LTS Secure Warning: Microsoft Cortana Vulnerability allows unauthorized access

In June 2018, senior principal engineer Cedric Cochin at McAfee discovered a flaw in Cortana that could allow an attacker to elevate privileges and execute code from system locked screen. This issue tracked as CVE-2018-8140.

Microsoft explains about this vulnerability, when Cortana retrieves data from user input services without consideration for status. The company confirms the possible exploitation to execute commands with elevated permissions.

Technical Details

This vulnerability requires physical access to the impacted device and appears connected to a flaw independent researchers Amichai Shulman and Tal Be’ery detailed in March, and which could be abused to install malware on the affected computers.

In order to exploit the issue, an attacker with access to the impacted computer needs to have Cortana assistance enabled. A user can interact with the voice-based assistant even from the lock screen, by saying “Hey Cortana.”

Cortana can also be tricked to display search results with the contextual search menu, from the lock screen. This, however, requires the use of a keyboard-timing sequence: “any keystroke can trigger the menu from the time when Cortana begins to listen to when the answer is displayed.”

When hovering over a file in the search results provided by Cortana, the full path or the content of the file would be displayed. When clicking on the file, it is launched using the appropriate program, but would only be accessible after the user logs in. “At this point, we can execute various preloaded Windows utilities such as the calculator, but we cannot pass any parameters to the command line. We can open scripts, including PowerShell, but instead of being executed, they will be opened in a text editor (notepad),” Cochin says.
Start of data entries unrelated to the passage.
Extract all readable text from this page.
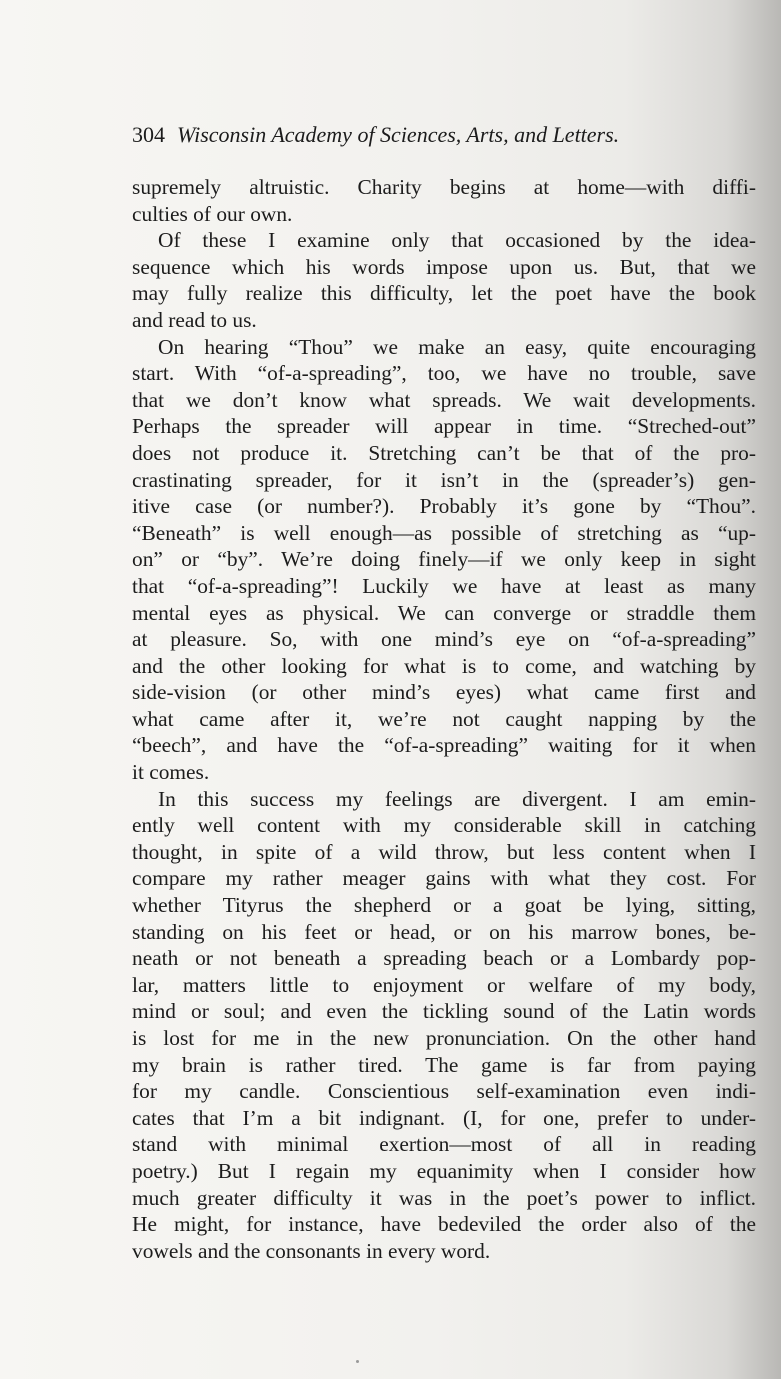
304 Wisconsin Academy of Sciences, Arts, and Letters.
supremely altruistic. Charity begins at home—with diffi-
culties of our own.
Of these I examine only that occasioned by the idea-
sequence which his words impose upon us. But, that we
may fully realize this difficulty, let the poet have the book
and read to us.
On hearing “Thou” we make an easy, quite encouraging
start. With “of-a-spreading”, too, we have no trouble, save
that we don’t know what spreads. We wait developments.
Perhaps the spreader will appear in time. “Streched-out”
does not produce it. Stretching can’t be that of the pro-
crastinating spreader, for it isn’t in the (spreader’s) gen-
itive case (or number?). Probably it’s gone by “Thou”.
“Beneath” is well enough—as possible of stretching as “up-
on” or “by”. We’re doing finely—if we only keep in sight
that “of-a-spreading”! Luckily we have at least as many
mental eyes as physical. We can converge or straddle them
at pleasure. So, with one mind’s eye on “of-a-spreading”
and the other looking for what is to come, and watching by
side-vision (or other mind’s eyes) what came first and
what came after it, we’re not caught napping by the
“beech”, and have the “of-a-spreading” waiting for it when
it comes.
In this success my feelings are divergent. I am emin-
ently well content with my considerable skill in catching
thought, in spite of a wild throw, but less content when I
compare my rather meager gains with what they cost. For
whether Tityrus the shepherd or a goat be lying, sitting,
standing on his feet or head, or on his marrow bones, be-
neath or not beneath a spreading beach or a Lombardy pop-
lar, matters little to enjoyment or welfare of my body,
mind or soul; and even the tickling sound of the Latin words
is lost for me in the new pronunciation. On the other hand
my brain is rather tired. The game is far from paying
for my candle. Conscientious self-examination even indi-
cates that I’m a bit indignant. (I, for one, prefer to under-
stand with minimal exertion—most of all in reading
poetry.) But I regain my equanimity when I consider how
much greater difficulty it was in the poet’s power to inflict.
He might, for instance, have bedeviled the order also of the
vowels and the consonants in every word.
Thus, an attacker can drop an executable in the One Drive folder, which can then even be executed as an administrator by simply right-clicking on it.

Impact

The report says a large amount of publicly available data has been compromised, attackers use private SSH keys to access to servers, certificates that can be used to decrypt network traffic, PII, and more sensitive data.

Moreover, the attackers have now found using the compromised servers as a proxy to scan and find vulnerabilities, including SQL injection, cross-site scripting, and malicious file uploads, and remote code executions, in other websites.

Recommended Actions

To prevent exploitation of the vulnerability, turn off Cortana on the lock screen. Installing the recently released fixes for CVE-2018-8140 also mitigates the attack.

Do not leave your computer unattended, it is important to note that this vulnerability is completely dependent on physical access to a Windows 10 computer with Cortana.

McAfee has released a security advisory about this Vulnerability in Microsoft Cortana on June 12, 2018.